Nuit Debout, c’est les modernes contre les anciens. C’est là que le gouvernement, les partis, les organisations en général n’y comprennent rien. Ils font tous partie des anciens. Et les anciens sont tous péremptoires dans leur cathèdre : « il faut que ces gens-là reviennent à la réalité, se donnent des objectifs réalisables, se transforment en mouvement structuré. » Oui, mais non. Enfin peut-être. Mais pas forcément. Nuit Debout, c’est s’échapper de la réalité. Parce que la réalité des anciens péremptoires dans leur cathèdre, elle est à chier.

 

Bref, nous sommes un petit noyau de gens formés politiquement, nous entourons le campement, et l’un d’entre nous est notre « responsable ». Un cordon de CRS s’approche rapidement et dangereusement. Notre responsable l’aborde en identifiant immédiatement leur chef. C’est bien les flics et les bidasses, on voit tout de suite qui c’est le chef.

 

– « Je veux discuter, je veux discuter ! » dit-il. Aussitôt le cordon s’arrête sur ordre du chef.
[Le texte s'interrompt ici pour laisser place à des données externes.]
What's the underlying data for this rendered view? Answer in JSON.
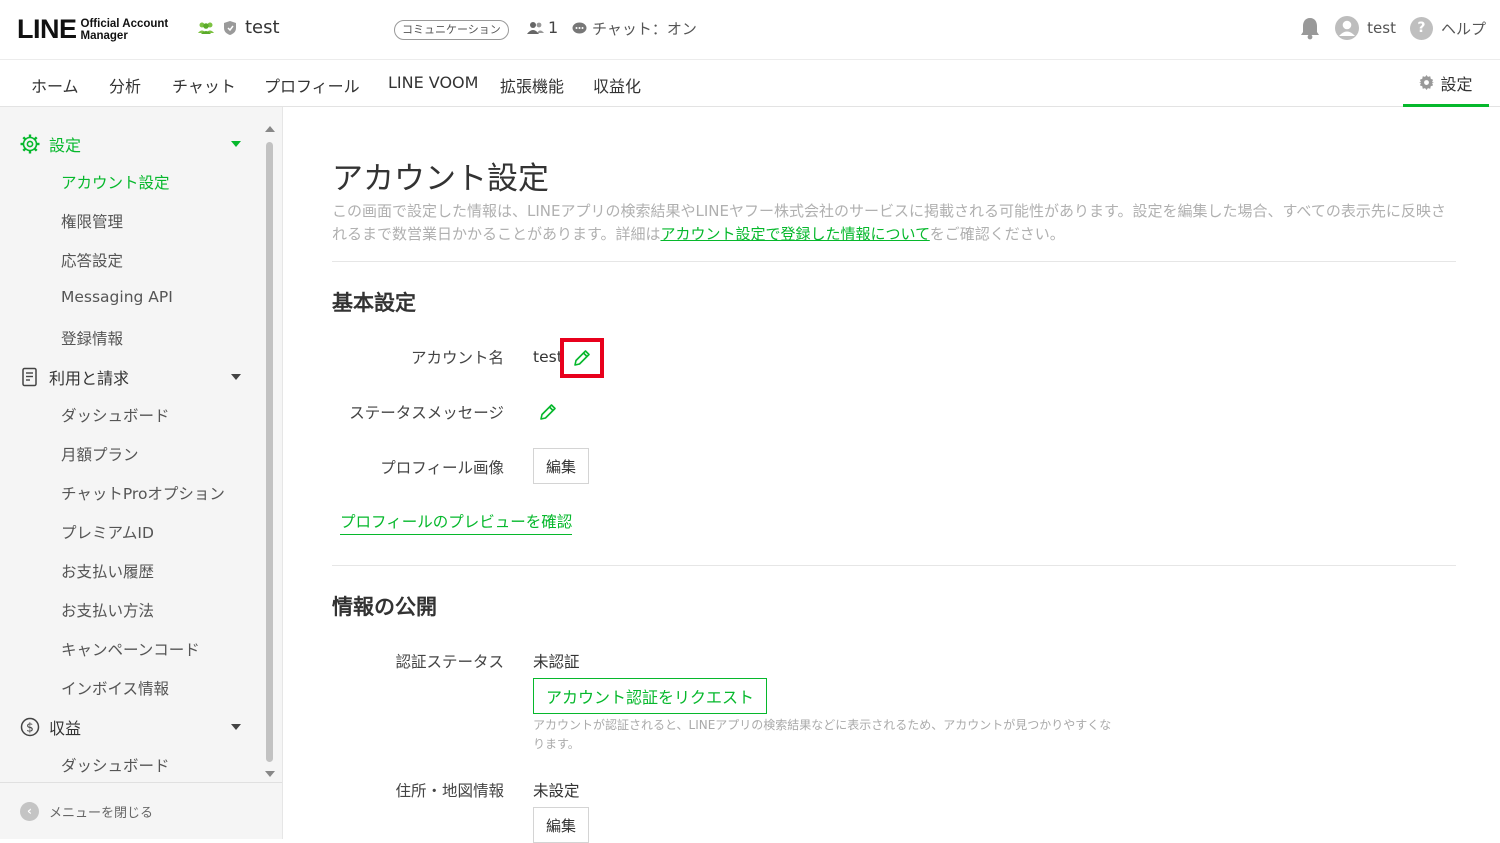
{
  "header": {
    "logo_main": "LINE",
    "logo_sub_1": "Official Account",
    "logo_sub_2": "Manager",
    "account_name": "test",
    "plan_badge": "コミュニケーション",
    "friends_count": "1",
    "chat_status": "チャット：オン",
    "user_name": "test",
    "help_label": "ヘルプ"
  },
  "nav": {
    "tabs": [
      "ホーム",
      "分析",
      "チャット",
      "プロフィール",
      "LINE VOOM",
      "拡張機能",
      "収益化"
    ],
    "settings_label": "設定"
  },
  "sidebar": {
    "group_settings": "設定",
    "settings_items": [
      "アカウント設定",
      "権限管理",
      "応答設定",
      "Messaging API",
      "登録情報"
    ],
    "group_billing": "利用と請求",
    "billing_items": [
      "ダッシュボード",
      "月額プラン",
      "チャットProオプション",
      "プレミアムID",
      "お支払い履歴",
      "お支払い方法",
      "キャンペーンコード",
      "インボイス情報"
    ],
    "group_revenue": "収益",
    "revenue_items": [
      "ダッシュボード"
    ],
    "close_menu": "メニューを閉じる"
  },
  "main": {
    "title": "アカウント設定",
    "intro_text_1": "この画面で設定した情報は、LINEアプリの検索結果やLINEヤフー株式会社のサービスに掲載される可能性があります。設定を編集した場合、すべての表示先に反映されるまで数営業日かかることがあります。詳細は",
    "intro_link": "アカウント設定で登録した情報について",
    "intro_text_2": "をご確認ください。",
    "basic_title": "基本設定",
    "account_name_label": "アカウント名",
    "account_name_value": "test",
    "status_label": "ステータスメッセージ",
    "profile_image_label": "プロフィール画像",
    "edit_label": "編集",
    "preview_link": "プロフィールのプレビューを確認",
    "public_title": "情報の公開",
    "verify_label": "認証ステータス",
    "verify_value": "未認証",
    "verify_button": "アカウント認証をリクエスト",
    "verify_hint": "アカウントが認証されると、LINEアプリの検索結果などに表示されるため、アカウントが見つかりやすくなります。",
    "address_label": "住所・地図情報",
    "address_value": "未設定",
    "address_edit": "編集"
  },
  "colors": {
    "brand_green": "#06b82c",
    "highlight_red": "#e8001c"
  }
}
– « Nous sommes ici par la volonté du peuple, et nous n’en sortirons que par la force des baïonnettes ! » Non, je déconne. Même si ça aurait eu de la gueule. Pas sûr que le chef aurait capté la référence. Il a beau être chef, il est chef flic.

 

– « On est pacifiques, on a des gens qui dorment, on ne vous causera aucun trouble, on veut juste passer la fin de la nuit ici. »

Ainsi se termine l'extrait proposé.